When the loop ends ($i=n+1$), sum contains the sum of all elements in $A[\mathrm{1..}n]$.

2.1-4

for i = 1 to n
    if A[i] == x
        return i
        
return NIL

• Loop Invariant: At the start of each iteration $i$, the value $x$ does not appear in $A[\mathrm{1..}i-1]$.
• Before the first iteration ($i=1$), $A[\mathrm{1..0}]$ is empty, so $x$ could not have appeared yet.
• If $x\ne A[i]$, then once we check $A[i]$, $x$ still does not appear in $A[\mathrm{1..}i]$, so the invariant holds true for the next iteration.
• If the loop gets to $x$, it returns the index we want.
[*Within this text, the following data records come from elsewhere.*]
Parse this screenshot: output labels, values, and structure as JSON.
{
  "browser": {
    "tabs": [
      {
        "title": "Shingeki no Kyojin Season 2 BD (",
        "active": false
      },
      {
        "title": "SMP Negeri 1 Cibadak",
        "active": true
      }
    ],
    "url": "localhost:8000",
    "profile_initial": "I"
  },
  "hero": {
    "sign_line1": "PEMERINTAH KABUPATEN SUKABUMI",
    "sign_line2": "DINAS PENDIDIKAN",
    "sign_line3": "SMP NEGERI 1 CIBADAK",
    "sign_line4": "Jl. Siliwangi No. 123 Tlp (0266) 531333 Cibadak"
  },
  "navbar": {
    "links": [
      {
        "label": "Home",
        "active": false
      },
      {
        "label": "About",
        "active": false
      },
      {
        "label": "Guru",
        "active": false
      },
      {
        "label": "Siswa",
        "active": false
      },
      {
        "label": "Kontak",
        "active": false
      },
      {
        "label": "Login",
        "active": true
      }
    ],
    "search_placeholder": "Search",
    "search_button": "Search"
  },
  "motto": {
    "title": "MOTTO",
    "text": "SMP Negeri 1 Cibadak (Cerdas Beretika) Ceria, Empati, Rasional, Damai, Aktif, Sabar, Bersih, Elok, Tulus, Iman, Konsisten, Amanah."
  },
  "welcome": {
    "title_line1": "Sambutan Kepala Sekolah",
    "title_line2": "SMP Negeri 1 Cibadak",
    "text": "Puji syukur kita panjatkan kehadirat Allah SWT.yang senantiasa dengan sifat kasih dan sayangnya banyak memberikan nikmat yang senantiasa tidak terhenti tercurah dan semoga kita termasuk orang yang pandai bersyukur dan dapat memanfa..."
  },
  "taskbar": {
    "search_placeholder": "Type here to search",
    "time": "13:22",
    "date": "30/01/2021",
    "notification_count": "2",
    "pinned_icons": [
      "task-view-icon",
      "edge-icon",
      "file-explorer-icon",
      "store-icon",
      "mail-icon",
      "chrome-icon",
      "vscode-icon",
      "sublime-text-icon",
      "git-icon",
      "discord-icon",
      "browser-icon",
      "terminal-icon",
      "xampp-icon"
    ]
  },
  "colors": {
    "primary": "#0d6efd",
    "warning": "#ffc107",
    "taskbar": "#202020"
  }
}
If the loop ends without getting $x$, then $x$ does not appear in $A[\mathrm{1..}n]$, so returning NIL is ok.

Prove from the definitions of set union, intersection, complement and equality that

Let’s let $x$ be any element.

To show the two sets are equal, we have to ensure tht they contain the same elements.

Let $x$ be any element.

$$x\in \overline{A\cap B}$$ $$⟺x\notin A\cap B$$ $$⟺x\notin A\text{ or }x\notin B$$ $$⟺x\in \overline{A}\text{ or }x\in \overline{B}$$ $$⟺x\in \overline{A}\cup \overline{B}$$

Since both sets contain the same elements,

$$\overline{A\cap B}=\overline{A}\cup \overline{B}$$

Prove by induction on n

$$\overline{\bigcap _{i=1}^n{A}_i}=\bigcup _{i=1}^n\overline{A_i}$$

Base case n = 1 :

$$\overline{A_1}=\overline{A_1}$$

This is true.

Inductive step:

Let’s assume the statement holds for n = k :

$$\overline{\bigcap _{i=1}^k{A}_i}=\bigcup _{i=1}^k\overline{A_i}$$

For n = k+1:

$$\overline{\bigcap _{i=1}^{k+1}{A}_i}=\overline{\left(\bigcap _{i=1}^k{A}_i\right)\cap A_{k+1}}$$

Using De Morgan’s Law:

$$=\overline{\bigcap _{i=1}^k{A}_i}\cup \overline{A_{k+1}}$$

Then using inductive hypothesis:

$$=\left(\bigcup _{i=1}^k\overline{A_i}\right)\cup \overline{A_{k+1}}=\bigcup _{i=1}^{k+1}\overline{A_i}$$

Therefore, the statement holds for all $n\in \mathbb{N}$.